・学期制について

 ICUは3学期制度です。4月1日か2日に入学式があり、その後二、三日オリエンテーションがあって、4月早々に授業が始まり、6月30日で1学期が終わります。7月、8月と夏休みを十分休み、秋9月早々に第二学期が始まります。そして11月末で2学期終了、それから12月から3月までで3学期というわけで、3学期制度です。3単位科目が標準であって、1週間にその科目の授業が3回あります。普通は、水平、ホリゾンタルと言いまして、例えば月、水、金の8時半から1時間ということで同じ科目の時間割が組んであります。学生は週に3回、同じ先生と一緒に勉強することになります。原則としてホリゾンタルにとるようにしていますが、中には一遍に授業をやってしまいたいというので縦に組みたいという先生もいます。3時間縦に組むことが許されてる時間帯は、1〜7時限の内、5〜7時限しか認められていません。それ以外の午前中から午後前半にかけての時間帯は全部ホリゾンタルの時間帯です。したがって、必ず1日おきに授業をやらなければならないわけです。1時限は70分としています。普通は大学における1時限は90分ということになっていると思いますが、今の学生にとっては長過ぎます。70分でも長過ぎます。また、いま、セメスター制が広がってますが、通年制度なんていうのはもってのほかです。そんなに長くだらだらやったら、学生の頭は散漫になってしまいますので、セメスタ−でも私は長すぎると思います。そういうことで、3学期制にしていわゆる学習密度を濃くする。そして、1回に履修する科目数を3科目か4科目ぐらいに少なくし、1学期12単位以内ぐらいとするようにしています。これは大学審議会も問題にしている単位上限制の問題にも関係します。

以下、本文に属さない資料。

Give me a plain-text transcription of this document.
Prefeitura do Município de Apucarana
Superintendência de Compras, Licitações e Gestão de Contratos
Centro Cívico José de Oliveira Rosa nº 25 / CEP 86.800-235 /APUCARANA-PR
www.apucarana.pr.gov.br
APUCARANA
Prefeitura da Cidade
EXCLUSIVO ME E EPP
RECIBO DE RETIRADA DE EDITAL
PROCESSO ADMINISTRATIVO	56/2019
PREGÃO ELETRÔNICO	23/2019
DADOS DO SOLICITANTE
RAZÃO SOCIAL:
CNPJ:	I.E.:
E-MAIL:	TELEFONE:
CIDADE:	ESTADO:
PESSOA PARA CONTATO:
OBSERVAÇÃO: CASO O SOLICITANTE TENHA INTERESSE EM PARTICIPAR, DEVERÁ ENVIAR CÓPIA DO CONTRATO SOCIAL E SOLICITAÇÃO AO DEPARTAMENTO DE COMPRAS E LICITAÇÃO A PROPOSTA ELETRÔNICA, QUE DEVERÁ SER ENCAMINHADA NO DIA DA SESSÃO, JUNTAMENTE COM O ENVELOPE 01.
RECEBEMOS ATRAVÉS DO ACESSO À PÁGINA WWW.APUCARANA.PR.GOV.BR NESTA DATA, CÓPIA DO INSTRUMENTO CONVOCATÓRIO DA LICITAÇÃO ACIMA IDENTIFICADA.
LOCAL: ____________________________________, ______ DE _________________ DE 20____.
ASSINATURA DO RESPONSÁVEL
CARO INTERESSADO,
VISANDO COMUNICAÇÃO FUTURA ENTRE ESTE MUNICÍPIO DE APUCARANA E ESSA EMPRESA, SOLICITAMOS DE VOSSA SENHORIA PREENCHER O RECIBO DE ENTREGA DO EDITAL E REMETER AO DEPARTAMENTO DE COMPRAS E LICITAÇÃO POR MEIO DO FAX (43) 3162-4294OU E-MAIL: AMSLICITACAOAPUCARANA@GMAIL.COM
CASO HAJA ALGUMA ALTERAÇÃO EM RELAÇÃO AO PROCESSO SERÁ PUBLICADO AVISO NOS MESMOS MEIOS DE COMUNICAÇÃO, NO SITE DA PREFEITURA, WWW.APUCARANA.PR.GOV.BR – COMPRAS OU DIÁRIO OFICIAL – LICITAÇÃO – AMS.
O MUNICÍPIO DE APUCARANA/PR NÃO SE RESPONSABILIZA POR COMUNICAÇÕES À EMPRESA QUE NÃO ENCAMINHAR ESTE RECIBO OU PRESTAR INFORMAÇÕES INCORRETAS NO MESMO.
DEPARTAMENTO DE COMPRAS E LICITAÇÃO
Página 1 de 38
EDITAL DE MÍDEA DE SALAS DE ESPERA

 GPA制というのは、結局そういう評価のインターバルが短くて、そして選択構造があるという学習構造の中で本来は機能できるのです。通年でGPAをとってもほとんど意味はありません。成績が上がったか下がったか、単位が取れたか取れなかったか、それだけです。それでは学習支援にならないわけであって、言ってみれば一つの目安が出ているというだけであって、教育効果は上がらないということになります。ですから、先ほども言いましたようにGPA制というものが機能するためには、教育の本質的なところでの充実というものがなければいけないわけで、やはり教育の内容、教育の質のコントロールといいますか、そういうことのためにこのGPA制というのは一つの意味を持っているのです。